If it is assumed that the organic-hosted porosity is primarily filled with oil or gas and that water resides mainly in the intergranular pores, then these data may help explain why some completions result in greater water cut than others. This also suggests that a good strategy might be to analyze a sufficient number of samples to determine which zones have the highest net organic porosity and then select landing zones for greater PA_OM, not just higher porosity in general. Figure 5 shows the total porosity vs. horizontal permeability for Wolfcamp-1 compared to the upper and lower bounds determined from other Wolfcamp samples in the Ingrain database.
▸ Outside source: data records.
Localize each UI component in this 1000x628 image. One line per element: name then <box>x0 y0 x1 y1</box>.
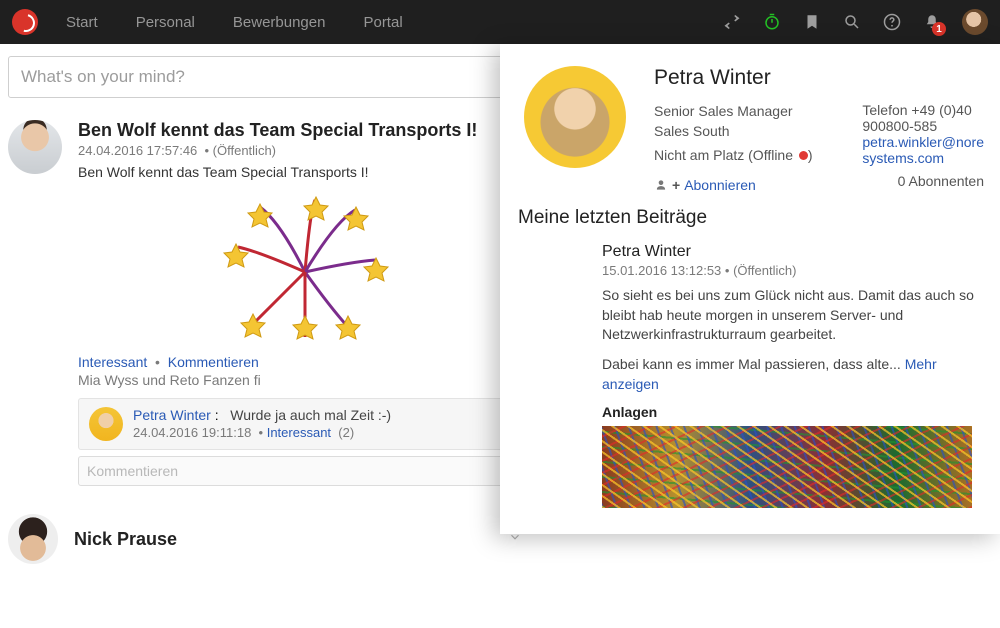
profile-popover: Petra Winter Senior Sales Manager Sales … <box>500 44 1000 534</box>
nav-personal[interactable]: Personal <box>136 14 195 31</box>
profile-email[interactable]: petra.winkler@noresystems.com <box>862 134 984 166</box>
composer-input[interactable]: What's on your mind? <box>8 56 532 98</box>
current-user-avatar[interactable] <box>962 9 988 35</box>
person-icon <box>654 178 668 192</box>
follow-control[interactable]: + Abonnieren <box>654 177 813 193</box>
comment-text: Wurde ja auch mal Zeit :-) <box>230 407 391 423</box>
comment-author[interactable]: Petra Winter <box>133 407 211 423</box>
comment: Petra Winter : Wurde ja auch mal Zeit :-… <box>78 398 532 450</box>
post-meta: 24.04.2016 17:57:46 • (Öffentlich) <box>78 143 532 158</box>
post-timestamp: 24.04.2016 17:57:46 <box>78 143 197 158</box>
comment-action-interesting[interactable]: Interessant <box>267 425 331 440</box>
help-icon[interactable] <box>882 12 902 32</box>
top-bar: Start Personal Bewerbungen Portal 1 <box>0 0 1000 44</box>
profile-jobtitle: Senior Sales Manager <box>654 102 813 122</box>
post-title: Ben Wolf kennt das Team Special Transpor… <box>78 120 532 141</box>
nav-start[interactable]: Start <box>66 14 98 31</box>
recent-post-text: So sieht es bei uns zum Glück nicht aus.… <box>602 286 994 345</box>
bookmark-icon[interactable] <box>802 12 822 32</box>
recent-post-text-2: Dabei kann es immer Mal passieren, dass … <box>602 355 994 394</box>
post-author-avatar[interactable] <box>8 514 58 564</box>
recent-post-author: Petra Winter <box>602 243 994 261</box>
recent-posts-heading: Meine letzten Beiträge <box>518 207 1000 229</box>
action-interesting[interactable]: Interessant <box>78 354 147 370</box>
profile-recent-post: Petra Winter 15.01.2016 13:12:53 • (Öffe… <box>524 243 1000 508</box>
comment-interest-count: (2) <box>338 425 354 440</box>
comment-sep: : <box>215 407 219 423</box>
status-dot-icon <box>799 151 808 160</box>
profile-phone-2: 900800-585 <box>862 118 984 134</box>
plus-icon: + <box>672 177 680 193</box>
post-likes-summary: Mia Wyss und Reto Fanzen fi <box>78 372 532 388</box>
feed-column: What's on your mind? Ben Wolf kennt das … <box>0 44 540 564</box>
post-image <box>78 188 532 350</box>
stopwatch-icon[interactable] <box>762 12 782 32</box>
comment-meta: 24.04.2016 19:11:18 • Interessant (2) <box>133 425 521 440</box>
fireworks-icon <box>220 192 390 342</box>
profile-avatar[interactable] <box>524 66 626 168</box>
action-comment[interactable]: Kommentieren <box>168 354 259 370</box>
swap-icon[interactable] <box>722 12 742 32</box>
comment-author-avatar[interactable] <box>89 407 123 441</box>
profile-phone: Telefon +49 (0)40 <box>862 102 984 118</box>
profile-status: Nicht am Platz (Offline ) <box>654 147 813 163</box>
follow-link[interactable]: Abonnieren <box>684 177 756 193</box>
post-actions: Interessant • Kommentieren <box>78 354 532 370</box>
comment-timestamp: 24.04.2016 19:11:18 <box>133 425 251 440</box>
search-icon[interactable] <box>842 12 862 32</box>
post-visibility: (Öffentlich) <box>213 143 276 158</box>
comment-input[interactable]: Kommentieren <box>78 456 532 486</box>
post-author-avatar[interactable] <box>8 120 62 174</box>
post-text: Ben Wolf kennt das Team Special Transpor… <box>78 164 532 180</box>
profile-name: Petra Winter <box>654 66 984 90</box>
notification-badge: 1 <box>932 22 946 36</box>
notifications-icon[interactable]: 1 <box>922 12 942 32</box>
app-logo-icon[interactable] <box>12 9 38 35</box>
recent-post-meta: 15.01.2016 13:12:53 • (Öffentlich) <box>602 263 994 278</box>
comments: Petra Winter : Wurde ja auch mal Zeit :-… <box>78 398 532 486</box>
attachments-heading: Anlagen <box>602 404 994 420</box>
profile-department: Sales South <box>654 122 813 142</box>
feed-post: Ben Wolf kennt das Team Special Transpor… <box>8 120 532 486</box>
nav-portal[interactable]: Portal <box>363 14 402 31</box>
feed-post: Nick Prause <box>8 514 532 564</box>
post-author-name: Nick Prause <box>74 529 177 550</box>
topbar-actions: 1 <box>722 9 988 35</box>
attachment-image[interactable] <box>602 426 972 508</box>
nav-bewerbungen[interactable]: Bewerbungen <box>233 14 326 31</box>
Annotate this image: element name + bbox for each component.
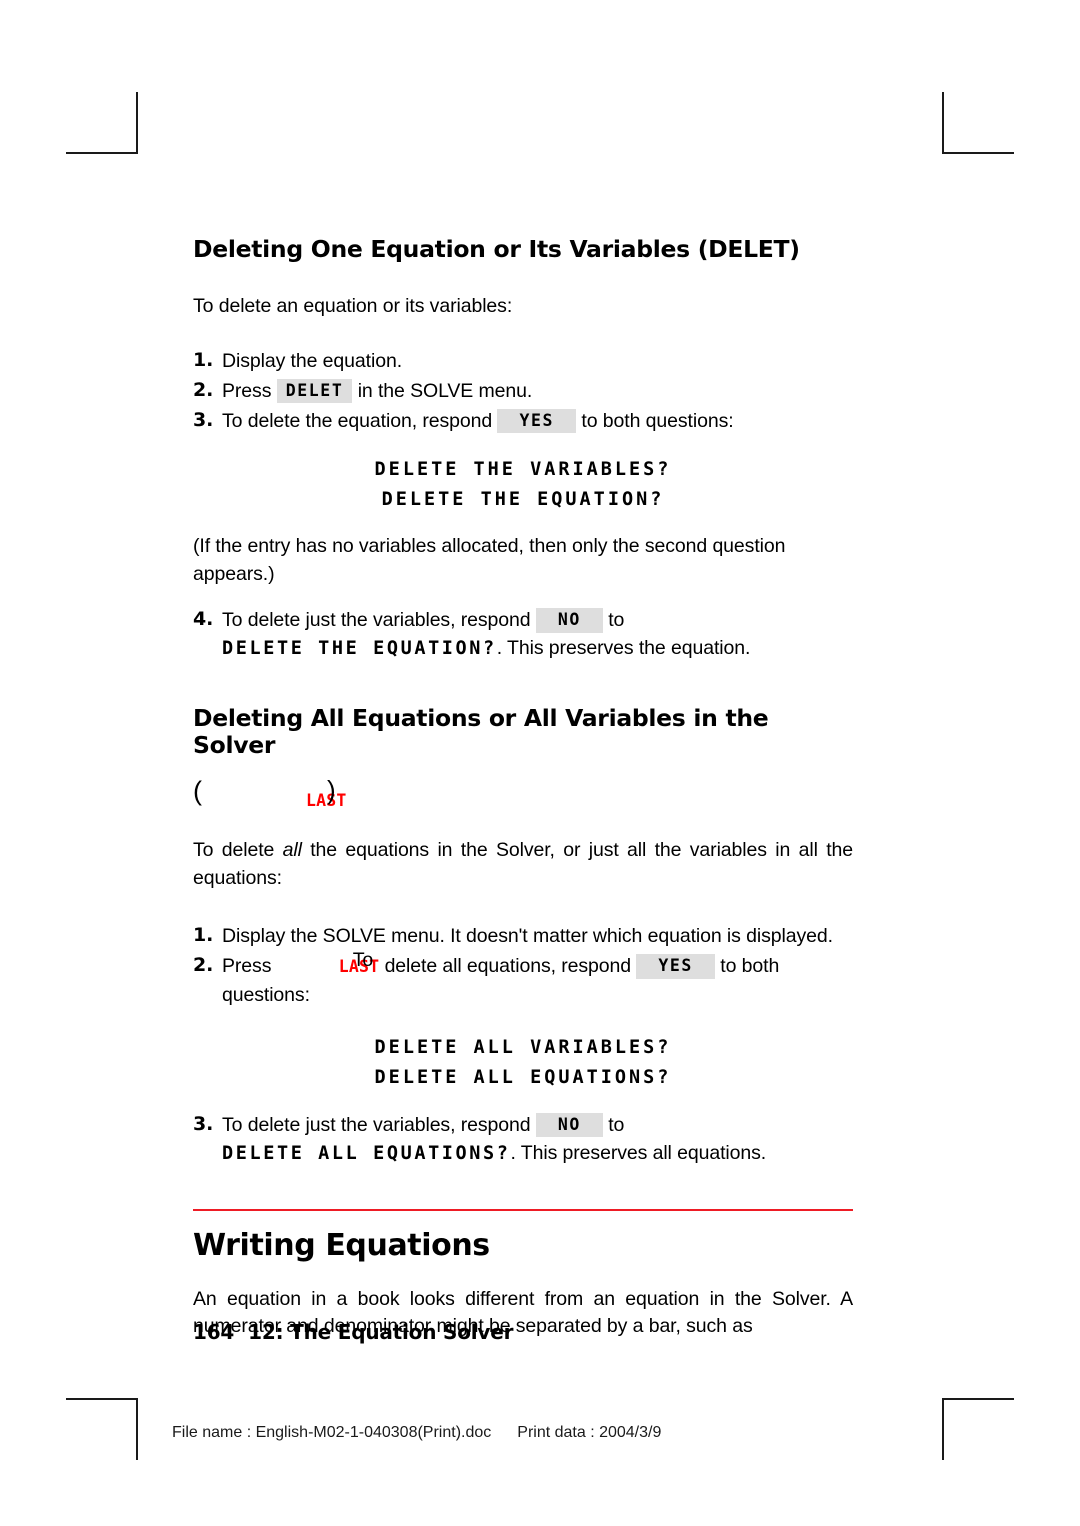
step-tail-text: . This preserves the equation. xyxy=(496,637,751,660)
step-tail-text: . This preserves all equations. xyxy=(510,1141,767,1164)
step-text-pre: To delete just the variables, respond xyxy=(222,609,531,632)
crop-mark-bottom-right xyxy=(942,1398,1014,1460)
intro-before-italic: To delete xyxy=(193,838,283,861)
step-number: 1. xyxy=(193,924,214,947)
intro-italic-all: all xyxy=(282,838,302,861)
print-metadata: File name : English-M02-1-040308(Print).… xyxy=(172,1424,661,1442)
step-text-pre: Press xyxy=(222,955,272,978)
lcd-prompt-delete-all-equations: DELETE ALL EQUATIONS? xyxy=(374,1066,672,1088)
section-heading-delete-one: Deleting One Equation or Its Variables (… xyxy=(193,235,800,263)
step-item: 1. Display the SOLVE menu. It doesn't ma… xyxy=(193,922,853,950)
paren-open-text: ( xyxy=(193,775,202,806)
step-text-pre: To delete just the variables, respond xyxy=(222,1113,531,1136)
note-paragraph-delete-one: (If the entry has no variables allocated… xyxy=(193,534,786,585)
file-name-label: File name : English-M02-1-040308(Print).… xyxy=(172,1424,492,1441)
lcd-inline-delete-equation: DELETE THE EQUATION? xyxy=(222,638,497,660)
step-number: 2. xyxy=(193,378,214,401)
lcd-inline-delete-all-equations: DELETE ALL EQUATIONS? xyxy=(222,1142,511,1164)
key-label-last-overlap[interactable]: LAST To xyxy=(339,949,380,980)
steps-list-delete-one-cont: 4. To delete just the variables, respond… xyxy=(193,606,853,663)
intro-paragraph-delete-all: To delete all the equations in the Solve… xyxy=(193,837,853,892)
step-text-mid: delete all equations, respond xyxy=(384,955,632,978)
step-number: 4. xyxy=(193,608,214,631)
step-text-pre: To delete the equation, respond xyxy=(222,409,493,432)
crop-mark-bottom-left xyxy=(66,1398,138,1460)
page-content: Deleting One Equation or Its Variables (… xyxy=(193,235,853,1341)
step-item: 2. Press DELET in the SOLVE menu. xyxy=(193,377,853,405)
lcd-prompt-delete-all-variables: DELETE ALL VARIABLES? xyxy=(374,1036,672,1058)
step-number: 3. xyxy=(193,1112,214,1135)
section-heading-writing-equations: Writing Equations xyxy=(193,1228,490,1264)
key-label-last-cluster[interactable]: LAST ) xyxy=(306,776,347,813)
section-heading-delete-all: Deleting All Equations or All Variables … xyxy=(193,703,769,759)
step-text: Display the SOLVE menu. It doesn't matte… xyxy=(222,925,833,948)
step-text-post: in the SOLVE menu. xyxy=(357,379,533,402)
key-label-no[interactable]: NO xyxy=(535,608,603,633)
step-text: Display the equation. xyxy=(222,349,403,372)
page-footer: 164 12: The Equation Solver xyxy=(193,1320,513,1344)
key-label-no[interactable]: NO xyxy=(535,1112,603,1137)
step-text-post: to both questions: xyxy=(581,409,734,432)
step-number: 3. xyxy=(193,408,214,431)
overlap-word-to: To xyxy=(352,949,374,972)
step-item: 3. To delete the equation, respond YES t… xyxy=(193,407,853,435)
step-text-post: to xyxy=(608,609,625,632)
steps-list-delete-one: 1. Display the equation. 2. Press DELET … xyxy=(193,347,853,435)
lcd-prompt-delete-equation: DELETE THE EQUATION? xyxy=(381,488,665,510)
steps-list-delete-all: 1. Display the SOLVE menu. It doesn't ma… xyxy=(193,922,853,1008)
step-item: 4. To delete just the variables, respond… xyxy=(193,606,853,663)
step-number: 1. xyxy=(193,348,214,371)
steps-list-delete-all-cont: 3. To delete just the variables, respond… xyxy=(193,1111,853,1168)
key-sequence-last-line: ( LAST ) xyxy=(193,775,853,813)
step-number: 2. xyxy=(193,954,214,977)
chapter-label: 12: The Equation Solver xyxy=(248,1320,514,1344)
step-item: 3. To delete just the variables, respond… xyxy=(193,1111,853,1168)
page-number: 164 xyxy=(193,1320,235,1344)
crop-mark-top-left xyxy=(66,92,138,154)
print-date-label: Print data : 2004/3/9 xyxy=(517,1424,662,1441)
step-item: 1. Display the equation. xyxy=(193,347,853,375)
key-label-yes[interactable]: YES xyxy=(497,408,577,434)
lcd-prompt-delete-variables: DELETE THE VARIABLES? xyxy=(374,458,672,480)
key-label-delet[interactable]: DELET xyxy=(276,378,353,404)
paren-close-text: ) xyxy=(327,774,336,805)
intro-paragraph-delete-one: To delete an equation or its variables: xyxy=(193,295,513,318)
step-text-post: to xyxy=(608,1113,625,1136)
crop-mark-top-right xyxy=(942,92,1014,154)
step-item: 2. Press LAST To delete all equations, re… xyxy=(193,949,853,1008)
step-text-pre: Press xyxy=(222,379,272,402)
key-label-yes[interactable]: YES xyxy=(636,954,715,979)
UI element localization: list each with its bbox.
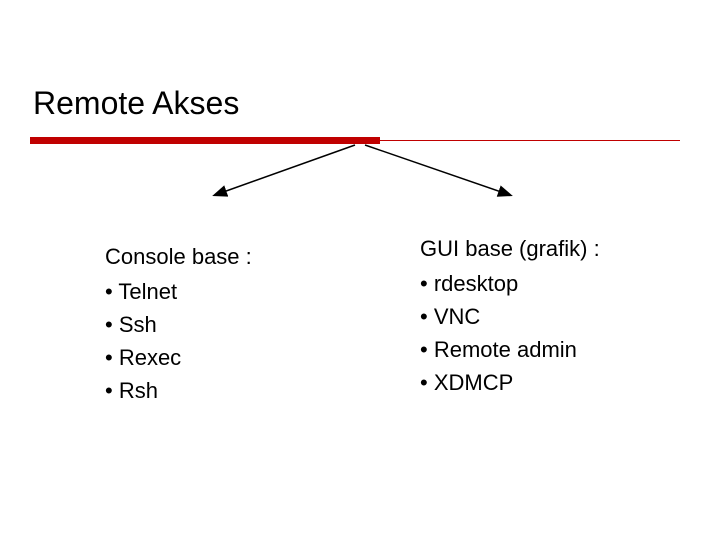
list-item: Telnet (105, 275, 365, 308)
gui-heading: GUI base (grafik) : (420, 232, 680, 265)
console-list: Telnet Ssh Rexec Rsh (105, 275, 365, 407)
arrow-left-icon (215, 145, 355, 195)
list-item: Ssh (105, 308, 365, 341)
list-item: Remote admin (420, 333, 680, 366)
list-item: Rexec (105, 341, 365, 374)
list-item: Rsh (105, 374, 365, 407)
list-item: VNC (420, 300, 680, 333)
gui-base-column: GUI base (grafik) : rdesktop VNC Remote … (420, 232, 680, 399)
list-item: rdesktop (420, 267, 680, 300)
title-underline-bar (30, 137, 380, 144)
console-heading: Console base : (105, 240, 365, 273)
title-underline-thin (380, 140, 680, 141)
slide: Remote Akses Console base : Telnet Ssh R… (0, 0, 720, 540)
gui-list: rdesktop VNC Remote admin XDMCP (420, 267, 680, 399)
slide-title: Remote Akses (33, 85, 239, 122)
list-item: XDMCP (420, 366, 680, 399)
arrow-right-icon (365, 145, 510, 195)
console-base-column: Console base : Telnet Ssh Rexec Rsh (105, 240, 365, 407)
High-resolution 3-D FIB-SEM volumes

FIGURE 4. High-resolution 3-D FIB-SEM volumes are shown from the Wolfcamp 1 well. In both images, green is solid organic material, blue is connected porosity, red is isolated porosity and the solid mineral grains are transparent. Note that the sample on the left (2,416 m [7,928 ft]) has much of its connected porosity closely associated with organic material, while the sample on the right (2,443 m [8,016 ft]) has essentially no organic material or PA_OM. (Source: Ingrain Inc.)

Reducing water cut

The collection and integration of the data from this DRP study of samples from the Wolfcamp Formation shows that rock types, porosity and permeability are highly variable and that data from the Wolfcamp-1 well are typical of other Wolfcamp samples. The DRP analysis further shows that some samples have mostly intergranular pores, while other samples have mostly porosity inside the organic material. Both types of samples may have relatively high porosity and permeability. If water resides mostly in the intergranular pores and hydrocarbons are more common in the organic pores, water cut may be reduced by targeting the completion in the intervals with greatest organic porosity.

Acknowledgments
The author would like to thank the BEG for allowing access to core samples from the BEG core storage facility in Austin, Texas. Thanks also to Juliana Anderson and Elliot Walls of Ingrain Inc. for review and editing.

Trend lines for Wolfcamp wells

FIGURE 5. These trend lines show how samples from the Wolfcamp-1 well compare to the upper and lower trend lines from other Wolfcamp samples in the Ingrain database. Permeability in this figure was computed in the horizontal plane using FIB-SEM digital rock volumes. (Source: Ingrain Inc.)